Hi! I have tried making a dendrogram from a VCF file that contains SNP data for 20 samples. First, I tried the SNP relate software, but it was excluding all the SNPs
SNP pruning based on LD: Excluding 0 SNP on non-autosomes Excluding 78,187 SNPs (monomorphic: TRUE, MAF: 0.1, missing rate: 0.1) Working space: 20 samples, 0 SNP using 1 (CPU) core sliding window: 500,000 basepairs, Inf SNPs |LD| threshold: 1 method: composite 0 markers are selected in total.
Then I have tried the SNPphylo package but it is also based on SNPrelate and I get the same results. Does anyone know a quick solution to getting a dendrogram from a vcf file?
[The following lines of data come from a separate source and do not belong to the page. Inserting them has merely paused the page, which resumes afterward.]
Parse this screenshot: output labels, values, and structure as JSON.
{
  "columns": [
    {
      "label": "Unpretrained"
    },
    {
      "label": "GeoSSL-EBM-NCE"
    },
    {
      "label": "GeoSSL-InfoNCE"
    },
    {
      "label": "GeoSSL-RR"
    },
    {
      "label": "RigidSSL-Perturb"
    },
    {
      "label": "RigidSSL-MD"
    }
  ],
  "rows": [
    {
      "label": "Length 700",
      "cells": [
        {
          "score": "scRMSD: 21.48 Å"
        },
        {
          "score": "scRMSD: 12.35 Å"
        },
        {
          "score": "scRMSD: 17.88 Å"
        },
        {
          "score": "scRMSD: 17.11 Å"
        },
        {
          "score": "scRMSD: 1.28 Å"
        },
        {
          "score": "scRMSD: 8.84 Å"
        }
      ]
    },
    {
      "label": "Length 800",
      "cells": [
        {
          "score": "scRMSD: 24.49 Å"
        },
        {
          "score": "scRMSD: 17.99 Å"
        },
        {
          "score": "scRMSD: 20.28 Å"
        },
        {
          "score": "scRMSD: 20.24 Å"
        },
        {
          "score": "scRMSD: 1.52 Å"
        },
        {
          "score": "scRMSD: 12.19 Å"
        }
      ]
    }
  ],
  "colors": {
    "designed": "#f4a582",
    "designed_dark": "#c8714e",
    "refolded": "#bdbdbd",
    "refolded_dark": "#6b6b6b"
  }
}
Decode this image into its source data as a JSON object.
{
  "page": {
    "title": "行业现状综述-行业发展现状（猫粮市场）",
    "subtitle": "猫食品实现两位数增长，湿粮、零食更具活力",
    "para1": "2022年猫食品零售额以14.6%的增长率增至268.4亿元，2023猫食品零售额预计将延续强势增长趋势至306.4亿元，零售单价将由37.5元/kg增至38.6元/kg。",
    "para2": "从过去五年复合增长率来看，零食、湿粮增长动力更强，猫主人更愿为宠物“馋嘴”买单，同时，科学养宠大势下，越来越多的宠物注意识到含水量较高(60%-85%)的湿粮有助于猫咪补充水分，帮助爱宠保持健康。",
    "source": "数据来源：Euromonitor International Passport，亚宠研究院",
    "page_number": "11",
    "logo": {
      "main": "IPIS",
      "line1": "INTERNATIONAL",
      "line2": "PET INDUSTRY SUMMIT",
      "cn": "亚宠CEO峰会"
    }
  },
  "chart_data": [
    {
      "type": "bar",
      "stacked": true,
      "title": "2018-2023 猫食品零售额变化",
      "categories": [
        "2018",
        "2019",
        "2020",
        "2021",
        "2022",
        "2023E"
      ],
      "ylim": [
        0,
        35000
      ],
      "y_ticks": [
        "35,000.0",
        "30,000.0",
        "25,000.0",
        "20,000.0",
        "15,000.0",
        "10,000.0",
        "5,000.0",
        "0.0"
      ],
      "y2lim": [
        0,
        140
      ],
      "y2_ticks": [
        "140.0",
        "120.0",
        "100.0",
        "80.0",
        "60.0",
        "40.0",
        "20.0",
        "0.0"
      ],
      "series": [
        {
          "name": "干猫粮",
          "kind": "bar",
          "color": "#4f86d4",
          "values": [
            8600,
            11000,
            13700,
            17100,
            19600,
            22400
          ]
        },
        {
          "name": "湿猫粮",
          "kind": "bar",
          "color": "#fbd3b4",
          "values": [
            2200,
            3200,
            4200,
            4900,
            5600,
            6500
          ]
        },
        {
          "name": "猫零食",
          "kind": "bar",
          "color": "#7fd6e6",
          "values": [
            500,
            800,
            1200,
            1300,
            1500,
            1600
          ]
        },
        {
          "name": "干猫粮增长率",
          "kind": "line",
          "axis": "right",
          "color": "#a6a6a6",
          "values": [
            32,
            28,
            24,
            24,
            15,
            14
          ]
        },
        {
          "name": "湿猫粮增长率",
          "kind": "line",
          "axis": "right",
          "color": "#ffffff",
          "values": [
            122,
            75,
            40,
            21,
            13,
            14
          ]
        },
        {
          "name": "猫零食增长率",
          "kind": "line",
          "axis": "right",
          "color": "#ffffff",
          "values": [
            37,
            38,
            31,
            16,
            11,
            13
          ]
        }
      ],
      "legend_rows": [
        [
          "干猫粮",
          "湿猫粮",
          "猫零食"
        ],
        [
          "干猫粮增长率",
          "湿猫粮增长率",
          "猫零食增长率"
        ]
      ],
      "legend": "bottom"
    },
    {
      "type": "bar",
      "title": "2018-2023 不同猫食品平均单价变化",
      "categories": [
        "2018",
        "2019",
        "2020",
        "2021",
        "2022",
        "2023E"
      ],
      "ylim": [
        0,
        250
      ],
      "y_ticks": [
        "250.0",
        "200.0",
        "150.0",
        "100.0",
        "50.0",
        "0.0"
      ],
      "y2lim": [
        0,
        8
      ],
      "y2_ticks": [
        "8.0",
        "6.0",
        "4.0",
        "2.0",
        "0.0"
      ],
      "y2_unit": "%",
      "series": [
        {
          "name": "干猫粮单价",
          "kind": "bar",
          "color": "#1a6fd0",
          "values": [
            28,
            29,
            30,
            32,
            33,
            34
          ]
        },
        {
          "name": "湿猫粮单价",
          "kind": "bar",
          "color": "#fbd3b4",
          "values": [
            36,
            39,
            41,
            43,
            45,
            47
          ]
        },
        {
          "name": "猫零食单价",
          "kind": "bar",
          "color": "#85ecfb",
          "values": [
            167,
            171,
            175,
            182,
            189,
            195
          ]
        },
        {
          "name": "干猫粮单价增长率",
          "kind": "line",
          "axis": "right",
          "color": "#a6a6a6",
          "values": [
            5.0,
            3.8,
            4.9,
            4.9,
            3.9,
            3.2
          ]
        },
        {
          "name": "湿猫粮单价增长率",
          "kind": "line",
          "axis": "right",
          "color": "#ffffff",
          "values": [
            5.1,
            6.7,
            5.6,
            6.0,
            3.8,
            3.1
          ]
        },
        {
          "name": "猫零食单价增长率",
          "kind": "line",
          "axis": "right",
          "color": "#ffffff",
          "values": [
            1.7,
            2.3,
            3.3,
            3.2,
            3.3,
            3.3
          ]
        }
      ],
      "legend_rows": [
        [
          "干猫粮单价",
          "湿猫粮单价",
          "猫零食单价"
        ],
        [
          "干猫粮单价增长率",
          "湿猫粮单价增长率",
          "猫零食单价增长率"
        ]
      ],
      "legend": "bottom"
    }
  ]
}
I have also tried making it a fasta file with gatk and tried FastTree but I get this error:
FastTree Version 2.1.10 Double precision (No SSE3) Alignment: trial.fasta Nucleotide distances: Jukes-Cantor Joins: balanced Support: SH-like 1000 Search: Normal +NNI +SPR (2 rounds range 10) +ML-NNI opt-each=1 TopHits: 1.00*sqrtN close=default refresh=0.80 ML Model: Jukes-Cantor, CAT approximation with 20 rate categories Wrong number of characters for 1: expected 8477918 but have 55489 instead. This sequence may be truncated, or another sequence may be too long.
Also, I don't mind using fasta aglinment files but can anyone explain me how I can get a tree from whole genome sequence files (I have bam files)?